Peanuts, like many New World crops, spread into the rest of the world through Spanish conquistadors initially bringing the plant back to Spain. There, it was - and still is - grown near Valencia, before traveling along European trade routes into the rest of the Old World. However, the introduction into Africa specifically may have occurred, not due to the Spanish, but rather, the Portuguese. While there is no definitive record outlining the history of the introduction of the peanut into Africa and southeast Asia, records do indicate that it first arrived along Portuguese trade routes, including the Malabar Coast of India. The peanut also crossed the Pacific on Spanish galleons, bound for Manila from Acapulco, and being introduced into China, Japan, and Indonesia from there. It, like chilies, has a wide variety of paths it could have taken to get to my plate today, but all of them start in the Americas.
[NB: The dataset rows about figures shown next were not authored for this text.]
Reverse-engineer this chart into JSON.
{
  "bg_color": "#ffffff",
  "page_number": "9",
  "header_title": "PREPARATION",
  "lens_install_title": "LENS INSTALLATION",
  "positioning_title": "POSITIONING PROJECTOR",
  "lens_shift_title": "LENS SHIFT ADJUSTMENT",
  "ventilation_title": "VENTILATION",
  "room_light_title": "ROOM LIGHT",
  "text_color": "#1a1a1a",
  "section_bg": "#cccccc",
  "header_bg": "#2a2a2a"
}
I think half the recipes in this series could cite this map as well. (Source: Springer)
Upon its arrival in Africa, the peanut was grown alongside a native staple - likely the Bambara groundnut - filling in similar spaces in that culinary niche. It then made its way into the United States via the slave trade, brought aboard as a way to feed captive passengers, and grown in the United States, first in the fields of enslaved persons, and then grown more commercially as animal feed. Peanut butter itself wasn’t developed until 1890, though ground versions of the nut likely existed for as long as the nut itself has been in Africa, and the Aztecs had their own version of peanut butter.
It’s a bit ethnocentric to ascribe the popularisation of the peanut to George Washington Carver, though this history of the peanut also feels incomplete without that mention. That I list peanut butter as an easily accessible alternative to ground peanuts is attributable to Carver and his tireless work to promote both peanuts and sweet potatoes as more accessible crops for impoverished farmers. While the popularisation of peanuts extends well beyond his work at the turn of the 20th century, that I can buy peanut butter is entirely thanks to him.
Cameroon is, in many ways, defined by its diversity and its long history of being at the crossroads of Africa. That the peanut is a part of its national cuisine is another facet of that diversity. The delicious meal we made today is attributable to thousands of years of human innovation, and the willingness of that same species to learn, try, and make something new. It’s the perfect image of who we are as a species, captured in one little plant.